A Policy Agenda for Informed Choice-Based Healthcare
Summary: A research project between Frederick Research and the Cicero Institute will explore novel healthcare policies that are based on competition and informed choice. Two of the policies to be explored include state-based alternatives to the FDA such as automatically approving treatments that have been deemed safe by British health authorities, and insurance reimbursement of procedures based on precision medicine case studies and electronic records instead of decade-long group clinical trials.
As I write this post, I am bouncing between states to see surgeons for a sleep disorder because antiquated regulations ban doctors from video consultations across state lines. I have to fly to world-class surgeons outside of my home state of Texas, even though they’re perfectly capable of giving me a consultation over FaceTime.
For the past few years, I’ve undergone four surgeries to essentially reverse the orthodontics procedures I had as a child, when it was standard practice to treat crowded teeth as normal, and to extract molars, then bind them with braces. Now as an adult, I need (quite expensive and painful) procedures to expand my jaw in ways that dentistry shrunk as a kid.

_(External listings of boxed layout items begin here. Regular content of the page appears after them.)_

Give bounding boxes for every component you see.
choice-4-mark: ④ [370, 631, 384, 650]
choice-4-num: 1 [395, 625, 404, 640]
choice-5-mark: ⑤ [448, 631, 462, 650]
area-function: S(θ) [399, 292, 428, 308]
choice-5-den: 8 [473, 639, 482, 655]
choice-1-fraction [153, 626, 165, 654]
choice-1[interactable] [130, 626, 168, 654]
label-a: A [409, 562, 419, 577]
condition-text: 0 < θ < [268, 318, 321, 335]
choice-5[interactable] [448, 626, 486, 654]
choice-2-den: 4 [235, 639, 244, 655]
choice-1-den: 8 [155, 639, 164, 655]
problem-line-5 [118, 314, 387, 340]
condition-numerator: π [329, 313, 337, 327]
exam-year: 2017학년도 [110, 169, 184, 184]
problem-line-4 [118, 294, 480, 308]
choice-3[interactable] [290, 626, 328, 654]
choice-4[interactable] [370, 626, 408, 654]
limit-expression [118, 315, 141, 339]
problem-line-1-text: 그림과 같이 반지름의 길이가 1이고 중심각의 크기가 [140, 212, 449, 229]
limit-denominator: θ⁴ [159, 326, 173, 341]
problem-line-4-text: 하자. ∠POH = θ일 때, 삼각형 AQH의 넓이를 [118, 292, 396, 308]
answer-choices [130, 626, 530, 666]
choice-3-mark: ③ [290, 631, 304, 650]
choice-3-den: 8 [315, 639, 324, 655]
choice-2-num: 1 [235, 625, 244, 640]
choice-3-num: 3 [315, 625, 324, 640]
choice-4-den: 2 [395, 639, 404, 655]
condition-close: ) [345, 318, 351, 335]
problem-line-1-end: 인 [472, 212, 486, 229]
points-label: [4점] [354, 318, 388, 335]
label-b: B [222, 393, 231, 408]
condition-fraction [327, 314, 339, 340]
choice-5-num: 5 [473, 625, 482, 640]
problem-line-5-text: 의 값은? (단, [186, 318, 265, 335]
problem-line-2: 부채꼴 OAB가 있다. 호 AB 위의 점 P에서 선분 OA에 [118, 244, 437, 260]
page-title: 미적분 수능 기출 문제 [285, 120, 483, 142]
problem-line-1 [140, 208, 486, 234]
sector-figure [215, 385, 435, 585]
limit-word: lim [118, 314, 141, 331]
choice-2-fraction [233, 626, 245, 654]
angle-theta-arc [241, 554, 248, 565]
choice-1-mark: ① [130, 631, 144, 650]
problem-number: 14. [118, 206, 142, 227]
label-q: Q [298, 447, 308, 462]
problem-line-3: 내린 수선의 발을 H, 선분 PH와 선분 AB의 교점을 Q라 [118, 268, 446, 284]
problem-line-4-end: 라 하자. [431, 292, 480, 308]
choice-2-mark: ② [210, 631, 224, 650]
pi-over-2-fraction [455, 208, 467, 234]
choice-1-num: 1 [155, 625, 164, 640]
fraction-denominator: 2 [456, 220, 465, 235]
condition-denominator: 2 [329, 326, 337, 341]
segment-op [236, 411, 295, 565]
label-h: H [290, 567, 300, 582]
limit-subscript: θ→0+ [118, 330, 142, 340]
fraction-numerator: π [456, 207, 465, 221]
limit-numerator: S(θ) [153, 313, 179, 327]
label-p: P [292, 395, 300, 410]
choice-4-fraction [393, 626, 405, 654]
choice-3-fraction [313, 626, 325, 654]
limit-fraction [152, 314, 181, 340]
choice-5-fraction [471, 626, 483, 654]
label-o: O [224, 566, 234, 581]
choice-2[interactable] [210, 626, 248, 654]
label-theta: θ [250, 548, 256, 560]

I have been told by multiple licensed professionals that there’s emerging evidence of how modern diets and dental procedures may be related to the population-level rise in my particular jaw deformation; the healthcare science we take for granted today may seem archaic tomorrow.
I learned personally what many economists and healthcare experts have been saying professionally for years: we need ways to inject competition, humility, and informed choice into the regulatory system.
There are a few specific reforms I’ll explore during the course of the joint project between Frederick Research and the Cicero Institute on informed choice-based healthcare. Most of these will center around alternatives to the FDA as the only organization authorized to approve treatments and alternatives to clinical trials as the only source of worthwhile evidence.
First, while the Food And Drug Administration (FDA) is given federal supremacy over the approval of drugs and devices, they often make decisions that are at odds with other well-respected expert bodies.
For instance, economist Alex Tabarrok notes one bizarre example where Princeton University had to scramble for emergency FDA authorization to vaccinate students against an outbreak of a deadly Bacterial Meningitis strain; the vaccine was already approved in Europe and recommended by the U.S. Centers for Disease Control and Prevention (CDC) but held up by the FDA.
Examples like this have motivated calls for “international reciprocity.” If a drug is good enough for doctors in Great Britain, then it should be good enough for doctors in Texas.
The American medical system is littered with life-saving treatments that worked overseas years before eventually meeting the FDA’s scientific standards. These treatments were, in fact, saving lives, but America banned doctors from prescribing them until they met the most stringent scientific standards of multiple, multi-year randomized control trials.
Unable to wait, wealthier Americans fly to luxurious treatment clinics for life-saving procedures while those with fewer resources languish until academic results are published.
An individual state, such as Texas or Arizona, may decide that these foreign treatments should be available to local residents and automatically adopt reciprocity with that nation’s approved treatments. A competition-oriented regulatory framework would permit doctors and patients to follow the lead of other reputable medical experts, such as the CDC or a European regulator. If Congress does not act, states should be able to approve such treatments unilaterally.
Second, as diagnostics become more advanced, treatments become more personalized, complicating the old gold standard of randomized clinical trials. Novel drugs can be tailored to a patient’s unique genetic code. In personalized medicine, group trials are inappropriate because the total population is of size 1; the patient is both the test case and target consumer.
Again, this topic is personal: my doctors have been using advanced imaging to tailor my surgical plan. Published clinical trials on my particular surgery aren’t all that useful because the procedures and samples studied in the published literature may not reflect my unique circumstances.
In the old regulatory framework, randomized, placebo-controlled trials over a decade would theoretically produce evidence addressing all the possible concerns even the most skeptical and risk-averse doctors might have about treatment.
But, now, personalized treatments will be as varied as doctors themselves. There will be robust disagreement among doctors, as there has always been in practice. The source of such treatments will be case reports, electronic medical records, and Internet databases.
America does not have to chart these reforms alone, or even for all states at once.
Japan, for instance, has implemented new expedited licensing mechanisms of investigational treatments for frontier “regenerative” medicine that places more emphasis on data collection and patient education, rather than restriction and consensus.
The Netherlands has a thriving mental health tourism industry of people seeking treatment with Psilocybin-assisted therapy with medical practitioners. Texas recently passed legislation to help expedite the FDA-approved research trials of Psilocybin to treat veterans with PTSD, but this therapy could still be years away from federal approval.
States, doctors, and entrepreneurs are all trying to address time-sensitive patient needs—and they can’t wait for slow federal bureaucratic processes.
Frederick Research and the Cicero Institute will explore these public policies, among others, to create healthcare frameworks that are as adaptable and responsive as new healthcare technologies—aligned to a north star of advancing scientific progress through informed choice.